Bir kuşluk vakti salkım söğütlerin, yaşlı çınarların, at kestanelerinin kuytulaştırdığı yemyeşil bir alanda Hüdhüd etrafını saran kuşlara ufukların genişliğini, alemin sanıldığından daha büyük olduğunu, bir yere bağlı kalıp orada ölümü beklemenin anlamsızlığını anlatmaktadır. Varlıklarını anlamlı kılma gayreti içerisinde kuşlar. Hüdhüd’le beraber uzun ve meşakkatli bir yolculuğa çıkmaya niyetlenirler. Hedefleri uzak, çok uzak bir diyarda. Kafdağı’nın ardında yaşayan ve padişahları olan Simurgu bulmaktır. Hüdhüd kuşları uyarır. Bu yolculuğa çıkmanın ana şartı âşık olmaktır. “Aşık kimdir?” sorusuna Hüdhüd “Âşık telef olmalıdır. Âşık kederini gizlemelidir. Âşık daima uyanık olmalıdır. Âşık sabırlı olmalıdır. Âşık gözü yaşlı, gönlü kırık olmalıdır. Âşık sinesi üryan, gönlü biryan olmalıdır. Âşık aklı ayaklar altına almalıdır. Âşık bedenini bir leş gibi sırtından atmalıdır. Âşık canını dişine takmalıdır. Âşık bütün sıfatlardan soyunmalıdır. Âşık, âşık olduğunu asla bilmemelidir.” diye cevap verir. Kuşların yüreğine Simurg’u bulmanın heyecanı düşer. Sevda yoluna cünun, yani birer çılgın olarak girer ve yollara koyulurlar…

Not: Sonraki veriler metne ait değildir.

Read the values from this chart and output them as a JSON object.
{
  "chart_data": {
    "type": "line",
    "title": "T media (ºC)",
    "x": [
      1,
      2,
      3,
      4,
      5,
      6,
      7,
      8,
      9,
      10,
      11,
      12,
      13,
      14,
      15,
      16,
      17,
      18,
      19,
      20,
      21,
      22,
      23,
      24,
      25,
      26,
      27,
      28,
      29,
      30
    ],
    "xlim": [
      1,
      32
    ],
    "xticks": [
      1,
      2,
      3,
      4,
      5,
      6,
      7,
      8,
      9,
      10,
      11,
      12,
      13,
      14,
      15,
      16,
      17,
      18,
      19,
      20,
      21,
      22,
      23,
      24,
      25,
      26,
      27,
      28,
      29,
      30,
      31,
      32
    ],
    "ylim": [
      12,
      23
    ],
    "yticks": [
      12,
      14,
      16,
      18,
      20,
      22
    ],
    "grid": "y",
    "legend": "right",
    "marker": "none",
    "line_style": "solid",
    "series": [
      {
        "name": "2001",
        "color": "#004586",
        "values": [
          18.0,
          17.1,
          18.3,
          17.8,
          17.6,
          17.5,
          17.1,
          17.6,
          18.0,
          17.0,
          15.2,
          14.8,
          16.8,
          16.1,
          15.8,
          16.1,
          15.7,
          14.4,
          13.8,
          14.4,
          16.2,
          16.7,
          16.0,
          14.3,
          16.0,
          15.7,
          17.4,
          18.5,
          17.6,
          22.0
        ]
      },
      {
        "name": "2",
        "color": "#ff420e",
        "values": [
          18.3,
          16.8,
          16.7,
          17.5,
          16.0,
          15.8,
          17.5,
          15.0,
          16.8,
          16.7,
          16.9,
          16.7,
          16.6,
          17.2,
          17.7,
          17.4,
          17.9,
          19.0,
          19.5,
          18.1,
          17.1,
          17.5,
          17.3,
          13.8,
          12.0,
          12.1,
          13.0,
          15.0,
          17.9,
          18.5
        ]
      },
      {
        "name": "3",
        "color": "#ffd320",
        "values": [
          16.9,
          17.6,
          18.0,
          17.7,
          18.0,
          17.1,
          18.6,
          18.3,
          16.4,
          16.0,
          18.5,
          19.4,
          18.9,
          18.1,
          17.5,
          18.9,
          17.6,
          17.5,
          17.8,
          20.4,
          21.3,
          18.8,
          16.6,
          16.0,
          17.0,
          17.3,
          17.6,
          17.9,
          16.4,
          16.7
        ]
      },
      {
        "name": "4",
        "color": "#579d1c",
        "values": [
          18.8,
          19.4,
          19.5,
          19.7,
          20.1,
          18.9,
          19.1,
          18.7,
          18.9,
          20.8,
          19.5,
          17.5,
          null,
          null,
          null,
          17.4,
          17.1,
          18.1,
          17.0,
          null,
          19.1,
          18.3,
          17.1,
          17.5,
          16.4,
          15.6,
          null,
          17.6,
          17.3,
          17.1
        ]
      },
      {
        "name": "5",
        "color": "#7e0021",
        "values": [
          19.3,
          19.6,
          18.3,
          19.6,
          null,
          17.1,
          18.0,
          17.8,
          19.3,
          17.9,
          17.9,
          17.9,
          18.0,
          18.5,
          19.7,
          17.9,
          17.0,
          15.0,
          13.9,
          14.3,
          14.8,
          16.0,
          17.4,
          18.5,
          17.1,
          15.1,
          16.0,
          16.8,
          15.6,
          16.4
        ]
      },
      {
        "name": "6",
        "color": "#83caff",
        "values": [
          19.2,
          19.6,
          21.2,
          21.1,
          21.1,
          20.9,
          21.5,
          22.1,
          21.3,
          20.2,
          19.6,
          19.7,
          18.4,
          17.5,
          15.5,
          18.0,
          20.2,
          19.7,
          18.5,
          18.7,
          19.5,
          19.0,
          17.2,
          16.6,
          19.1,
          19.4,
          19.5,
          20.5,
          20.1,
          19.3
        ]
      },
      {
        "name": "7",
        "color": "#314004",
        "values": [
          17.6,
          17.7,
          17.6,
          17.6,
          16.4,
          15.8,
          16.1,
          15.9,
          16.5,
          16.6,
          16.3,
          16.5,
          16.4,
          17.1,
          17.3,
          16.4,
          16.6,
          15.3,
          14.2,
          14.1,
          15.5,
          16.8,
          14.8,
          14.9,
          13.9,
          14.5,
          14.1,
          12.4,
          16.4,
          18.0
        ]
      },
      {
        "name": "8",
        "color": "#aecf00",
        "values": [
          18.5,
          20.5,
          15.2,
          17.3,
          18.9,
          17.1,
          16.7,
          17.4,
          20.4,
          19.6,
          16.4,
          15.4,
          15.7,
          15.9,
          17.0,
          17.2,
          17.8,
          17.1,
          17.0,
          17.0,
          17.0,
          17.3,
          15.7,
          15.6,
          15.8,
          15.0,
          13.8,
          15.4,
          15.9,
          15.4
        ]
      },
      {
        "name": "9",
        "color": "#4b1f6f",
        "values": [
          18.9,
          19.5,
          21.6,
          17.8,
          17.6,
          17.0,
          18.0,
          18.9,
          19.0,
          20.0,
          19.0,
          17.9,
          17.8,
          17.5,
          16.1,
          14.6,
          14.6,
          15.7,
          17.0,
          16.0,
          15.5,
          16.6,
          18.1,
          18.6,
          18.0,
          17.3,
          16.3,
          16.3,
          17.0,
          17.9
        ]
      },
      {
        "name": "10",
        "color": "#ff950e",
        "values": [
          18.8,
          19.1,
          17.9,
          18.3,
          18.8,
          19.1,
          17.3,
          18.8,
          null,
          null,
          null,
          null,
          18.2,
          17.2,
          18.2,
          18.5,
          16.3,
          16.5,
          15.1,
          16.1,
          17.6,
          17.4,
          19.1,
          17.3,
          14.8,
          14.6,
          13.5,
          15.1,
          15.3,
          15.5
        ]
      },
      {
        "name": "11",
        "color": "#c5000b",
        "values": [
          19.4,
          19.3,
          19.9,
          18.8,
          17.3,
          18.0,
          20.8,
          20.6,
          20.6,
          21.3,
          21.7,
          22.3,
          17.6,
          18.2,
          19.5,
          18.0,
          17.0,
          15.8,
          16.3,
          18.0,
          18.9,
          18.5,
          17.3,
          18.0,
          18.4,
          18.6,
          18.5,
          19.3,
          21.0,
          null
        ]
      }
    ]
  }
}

Simurg mitolojik bir öykü. Zümrüdüanka olarak Türk tarih ve kültürüne mal olmuş, halk masallarına bile nüfus etmiştir. Yolcular’da anlatılan Simurg da bu mitoloji kahramanından başkası değil. Fakat Ali Fuat’ın kurgusu bu klasik öyküye yepyeni bir boyut kazandırıyor. Yolcular bize, yaşadığımız zamana ait olay ve insanları bu tarihi, kültürel, mitolojik kalıplar içerisine oturtarak değerlendirme imkanı veriyor.
Kimler Hüdhüd ve arkadaşları? Bir ideal uğruna yerini yurdunu terk eden, dünyanın dört bir tarafına ışık saçmak için dağılan, hatta dünyada gidecek yer, ideallerini ulaştıracak gönül kalmasa Ay’a merdiven dayayacak hizmet ve fütüvvet erleri. Aba Eyyüb el-Ensari’yi İstanbul’a, Mevlana’yı Konya’ya getiren davanın müdavimleri. Ve öykünün sonu:
Hedeflerine, yani Kafdağı’na vardıklarında Hüdhüd ve yollarda dökülmeden kalan otuz kuş Simurg’un ta kendisi oluverirler. İhlas ve samimiyet derinlikli her gidişte vasıta ve gayenin birleşmesi. Aşığın maşukta yitip gitmesi gibi...
1963 yılında Urfa’da doğdu. ODTÜ, Jawaharlal Nehru Üniversitesi (Hindistan), Wisconsin University (ABD) ve Fatih Üniversitesi gibi önemli kurumlarda akademik hayatını devam ettiren Prof. Dr. Ali Fuat Bilkan; halen TOBB Ekonomi ve Teknoloji Üniversitesinde Fen Edebiyat Fakültesi’nde akademik hayatına devam etmektedir. Son beş yılda dokuz kitap, yabancı ve yerli hakemli dergilerde 11 makale yayınlamış, onlarca seminerde bildiri sunmuş, yine birçok projede Türk dili ve kültürünün yurtiçi ve yurtdışında tanıtımı için çalışmalar yapmıştır. Yayınlanmış eserleri: Berceste, Harp Mecmuası, Nabi Hayatı Sanatı Eserleri, Nabi Hikmet Şair Tarih, Osmanlı Şiirine Modern Yaklaşımlar, Sultan Şairler, Sebk- i Hindi ve Türk Edebiyatında Hint Tarzı, Şeyhülislam Şairler, Türk Edebiyatında Mu′amma, XVII.Yüzyılda Osmanlı Düşünce Hayatı, Yolcular.